Unilever may have to destroy tens of thousands of cereal boxes due to the contamination, according to Israeli media reports.
Unilever told TheMarker that the company had stopped delivery of hundreds of tons of breakfast cereal Thursday morning, following the discovery of a secondary contamination in one of the production lines. “A number of products did not fill the company’s rigorous microbial requirements, so we decided not to market those products,” the company said.
Later in the day, Unilever confirmed that the suspected contaminant was salmonella.
A similar incident occurred about a month ago, causing cereal shortages in food chains.
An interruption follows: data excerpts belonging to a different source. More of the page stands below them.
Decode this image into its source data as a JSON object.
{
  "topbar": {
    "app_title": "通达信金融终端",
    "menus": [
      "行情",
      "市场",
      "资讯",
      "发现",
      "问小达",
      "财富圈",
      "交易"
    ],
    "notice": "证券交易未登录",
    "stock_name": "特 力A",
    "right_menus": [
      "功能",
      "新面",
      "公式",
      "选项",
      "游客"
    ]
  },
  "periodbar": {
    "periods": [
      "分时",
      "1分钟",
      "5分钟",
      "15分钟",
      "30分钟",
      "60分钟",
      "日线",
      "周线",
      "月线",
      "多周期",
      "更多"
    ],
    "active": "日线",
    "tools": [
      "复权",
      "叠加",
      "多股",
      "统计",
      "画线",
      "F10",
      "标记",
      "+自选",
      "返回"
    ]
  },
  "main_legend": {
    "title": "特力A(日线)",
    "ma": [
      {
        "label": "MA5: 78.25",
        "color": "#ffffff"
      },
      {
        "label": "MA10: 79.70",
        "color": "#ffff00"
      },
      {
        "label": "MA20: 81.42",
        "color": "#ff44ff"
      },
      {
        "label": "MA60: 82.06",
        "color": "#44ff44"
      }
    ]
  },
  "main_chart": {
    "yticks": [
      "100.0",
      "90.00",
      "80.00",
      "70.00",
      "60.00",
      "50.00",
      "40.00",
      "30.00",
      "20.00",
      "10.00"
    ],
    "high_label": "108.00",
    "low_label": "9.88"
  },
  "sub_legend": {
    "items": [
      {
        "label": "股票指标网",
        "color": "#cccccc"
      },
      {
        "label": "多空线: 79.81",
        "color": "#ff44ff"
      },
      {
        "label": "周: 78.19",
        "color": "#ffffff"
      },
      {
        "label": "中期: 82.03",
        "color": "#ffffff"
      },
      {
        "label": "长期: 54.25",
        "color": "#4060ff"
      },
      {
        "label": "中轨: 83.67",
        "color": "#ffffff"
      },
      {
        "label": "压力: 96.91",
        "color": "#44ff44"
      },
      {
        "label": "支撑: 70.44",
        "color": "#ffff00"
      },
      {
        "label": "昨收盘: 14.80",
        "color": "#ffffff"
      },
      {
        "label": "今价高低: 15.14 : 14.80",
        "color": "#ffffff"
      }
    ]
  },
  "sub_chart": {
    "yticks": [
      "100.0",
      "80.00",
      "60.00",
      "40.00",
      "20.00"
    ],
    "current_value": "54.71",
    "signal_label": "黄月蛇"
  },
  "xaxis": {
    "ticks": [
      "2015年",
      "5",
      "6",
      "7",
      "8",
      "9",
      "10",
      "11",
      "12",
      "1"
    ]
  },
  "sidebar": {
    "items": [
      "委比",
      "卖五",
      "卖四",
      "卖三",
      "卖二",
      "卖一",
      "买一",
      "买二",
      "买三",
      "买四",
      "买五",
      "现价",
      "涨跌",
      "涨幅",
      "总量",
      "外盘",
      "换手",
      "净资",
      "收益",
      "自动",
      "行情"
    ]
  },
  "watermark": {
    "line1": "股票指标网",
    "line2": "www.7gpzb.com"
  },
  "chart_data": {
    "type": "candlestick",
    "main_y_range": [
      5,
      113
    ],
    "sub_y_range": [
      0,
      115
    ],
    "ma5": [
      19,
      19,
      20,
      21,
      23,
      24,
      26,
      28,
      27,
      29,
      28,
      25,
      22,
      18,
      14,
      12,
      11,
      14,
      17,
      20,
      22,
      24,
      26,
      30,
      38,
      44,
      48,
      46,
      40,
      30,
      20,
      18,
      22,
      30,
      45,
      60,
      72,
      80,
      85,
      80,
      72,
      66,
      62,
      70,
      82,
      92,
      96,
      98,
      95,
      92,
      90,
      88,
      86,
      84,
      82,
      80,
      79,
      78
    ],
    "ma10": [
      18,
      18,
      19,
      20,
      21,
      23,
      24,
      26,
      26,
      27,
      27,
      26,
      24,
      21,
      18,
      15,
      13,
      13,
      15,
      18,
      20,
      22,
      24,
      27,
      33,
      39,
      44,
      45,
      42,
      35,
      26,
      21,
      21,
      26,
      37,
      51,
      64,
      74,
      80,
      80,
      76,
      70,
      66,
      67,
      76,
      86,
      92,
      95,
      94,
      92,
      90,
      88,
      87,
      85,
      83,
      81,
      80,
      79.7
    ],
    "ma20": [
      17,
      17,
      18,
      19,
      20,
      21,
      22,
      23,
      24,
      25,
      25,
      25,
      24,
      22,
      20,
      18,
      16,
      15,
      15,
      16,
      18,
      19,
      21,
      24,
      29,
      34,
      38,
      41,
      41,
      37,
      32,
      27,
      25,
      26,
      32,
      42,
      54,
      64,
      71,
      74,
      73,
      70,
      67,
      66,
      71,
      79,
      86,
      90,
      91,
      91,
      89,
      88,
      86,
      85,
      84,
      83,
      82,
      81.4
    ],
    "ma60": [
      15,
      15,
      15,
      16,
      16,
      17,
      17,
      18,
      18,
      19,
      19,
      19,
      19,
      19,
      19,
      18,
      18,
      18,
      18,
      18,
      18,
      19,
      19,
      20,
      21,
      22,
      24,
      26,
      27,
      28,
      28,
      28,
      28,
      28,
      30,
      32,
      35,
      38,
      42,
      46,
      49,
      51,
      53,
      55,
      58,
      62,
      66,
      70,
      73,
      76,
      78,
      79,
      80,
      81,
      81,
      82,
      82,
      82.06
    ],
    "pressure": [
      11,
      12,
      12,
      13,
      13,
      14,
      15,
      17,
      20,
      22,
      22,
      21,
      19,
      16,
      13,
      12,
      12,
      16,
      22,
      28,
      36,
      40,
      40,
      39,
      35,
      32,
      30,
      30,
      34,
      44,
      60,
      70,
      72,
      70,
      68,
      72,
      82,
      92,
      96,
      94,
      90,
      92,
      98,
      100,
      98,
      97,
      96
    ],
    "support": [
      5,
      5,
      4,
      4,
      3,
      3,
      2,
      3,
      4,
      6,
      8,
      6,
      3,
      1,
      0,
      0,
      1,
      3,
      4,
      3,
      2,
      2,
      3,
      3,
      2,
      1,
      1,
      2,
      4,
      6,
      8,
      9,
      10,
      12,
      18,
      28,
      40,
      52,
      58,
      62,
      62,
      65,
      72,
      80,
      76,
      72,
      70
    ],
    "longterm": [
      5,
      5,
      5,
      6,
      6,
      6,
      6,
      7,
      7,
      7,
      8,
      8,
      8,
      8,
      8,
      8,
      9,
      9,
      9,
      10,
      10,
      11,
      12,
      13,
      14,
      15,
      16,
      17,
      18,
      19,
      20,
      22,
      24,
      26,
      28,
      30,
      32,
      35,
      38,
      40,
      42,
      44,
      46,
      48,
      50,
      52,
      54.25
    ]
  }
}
Unilever said at the time that “a suspicion of salmonella” was found in one of its production lines, which had been deactivated for 24 hours before resuming action.
The company first said this week’s shortage was caused by that break in production, as well as unprecedented demand for the cereals due to reductions.
All the products on the shelves and those that had been bought are safe to eat, a company official said.
A number of food chains told TheMarker Thursday that the supply of Delipecan and Cornflakes was stopped several weeks ago and resumed a short time later. Then the production was stopped again, though Unilever didn’t tell them why.
Unilever confirmed last night it had halted the delivery of hundreds of tons of cereal to supermarkets and shops only after TheMarker questioned them about the previous shortage Thursday morning.